Yes — the paper trading simulator is available on the free plan at no cost. It is fully functional without a paid subscription. Paid plans add features that enhance the surrounding analysis environment — multi-chart layouts, more indicators per chart, expanded alerts — but the core simulation functionality itself is available to all users. Get started with TradingView’s free plan here.
Can I reset my TradingView Paper Trading account?
Yes — you can reset your virtual account balance at any time. Go to the Paper Trading panel at the bottom of the chart, click the settings icon, and select Reset Account. This returns the balance to $100,000 and clears your trade history.

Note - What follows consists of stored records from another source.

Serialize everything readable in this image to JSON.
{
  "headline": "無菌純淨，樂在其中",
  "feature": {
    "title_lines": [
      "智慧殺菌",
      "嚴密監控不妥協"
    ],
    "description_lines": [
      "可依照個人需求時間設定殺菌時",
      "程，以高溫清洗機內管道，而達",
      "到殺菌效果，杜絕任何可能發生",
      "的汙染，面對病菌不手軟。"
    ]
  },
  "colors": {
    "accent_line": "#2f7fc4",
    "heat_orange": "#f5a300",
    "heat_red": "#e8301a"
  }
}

Resetting is useful when you want to start a new testing phase with a clean slate, but avoid resetting repeatedly to hide poor results — your trade history is valuable data for understanding what needs to improve.
How realistic is TradingView Paper Trading?
It is realistic in terms of price data, order mechanics, and position tracking — all of which use live market data. It is less realistic for slippage simulation on market orders during volatile conditions, and it cannot replicate the psychological experience of trading real capital. Use it to eliminate mechanical and analytical errors, understanding that emotional discipline is a separate skill developed through live trading with small capital.
How long should I paper trade before going live?
Complete at minimum 30-50 documented trades over at least four weeks, demonstrating consistent application of your risk rules and positive expectancy in your results. The time frame matters less than the trade count and the discipline consistency. A trader who completes 50 well-documented, rule-following paper trades in four weeks is better prepared for live trading than one who places 200 undisciplined trades over three months.